Fortunately, valuations are coming down in tech. Equally as important is the point that MOAT tech holdings — Microsoft (NASDAQ:MSFT) being a prime example — display quality traits. Stocks steeped in quality are often less volatile than their lower-quality counterparts — a relevant consideration in today’s turbulent market setting.
It’s clear that markets are displaying a preference for quality and that stocks that don’t fit that bill are among this year’s worst offenders.

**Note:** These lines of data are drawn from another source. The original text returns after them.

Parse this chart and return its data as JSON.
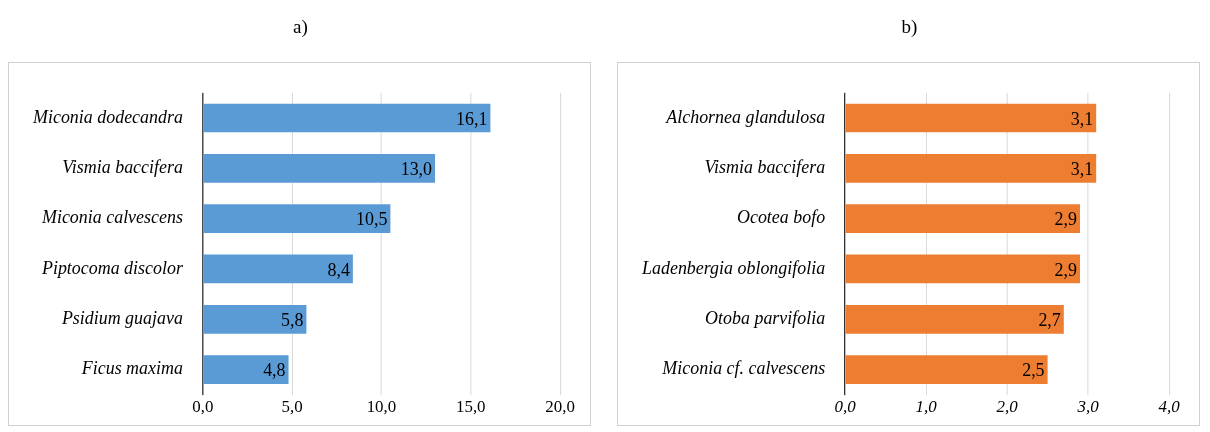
{
  "chart_data": [
    {
      "type": "bar",
      "title": "a)",
      "orientation": "horizontal",
      "categories": [
        "Miconia dodecandra",
        "Vismia baccifera",
        "Miconia calvescens",
        "Piptocoma discolor",
        "Psidium guajava",
        "Ficus maxima"
      ],
      "values": [
        16.1,
        13.0,
        10.5,
        8.4,
        5.8,
        4.8
      ],
      "color": "#5b9bd5",
      "value_labels": [
        "16,1",
        "13,0",
        "10,5",
        "8,4",
        "5,8",
        "4,8"
      ],
      "xlim": [
        0,
        20
      ],
      "xticks": [
        {
          "value": 0,
          "label": "0,0"
        },
        {
          "value": 5,
          "label": "5,0"
        },
        {
          "value": 10,
          "label": "10,0"
        },
        {
          "value": 15,
          "label": "15,0"
        },
        {
          "value": 20,
          "label": "20,0"
        }
      ],
      "grid": "x",
      "legend": false
    },
    {
      "type": "bar",
      "title": "b)",
      "orientation": "horizontal",
      "categories": [
        "Alchornea glandulosa",
        "Vismia baccifera",
        "Ocotea bofo",
        "Ladenbergia oblongifolia",
        "Otoba parvifolia",
        "Miconia cf. calvescens"
      ],
      "values": [
        3.1,
        3.1,
        2.9,
        2.9,
        2.7,
        2.5
      ],
      "color": "#ed7d31",
      "value_labels": [
        "3,1",
        "3,1",
        "2,9",
        "2,9",
        "2,7",
        "2,5"
      ],
      "xlim": [
        0,
        4
      ],
      "xticks": [
        {
          "value": 0,
          "label": "0,0"
        },
        {
          "value": 1,
          "label": "1,0"
        },
        {
          "value": 2,
          "label": "2,0"
        },
        {
          "value": 3,
          "label": "3,0"
        },
        {
          "value": 4,
          "label": "4,0"
        }
      ],
      "grid": "x",
      "legend": false
    }
  ]
}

That’s something to ponder particularly if value spreads widen.
“A typical catalyst that can start to expand the value spread is an increase in the difference between the expected earnings growth of value stocks and that of the most expensive stocks, as happened from mid-2018 through late 2020,” added BNP Paribas.
With a third of its weight directed to defensive healthcare and consumer staples names, the former of which is undervalued in the eyes of some experts, MOAT could be ideally positioned for additional strength in value stocks in the back half of 2022.
“With that in mind, and given that value spreads are still relatively wide, we foresee an above-average outperformance of value stocks relative to their most expensive peers in each macro-sector as the most likely scenario in the medium term,” concluded BNP Paribas.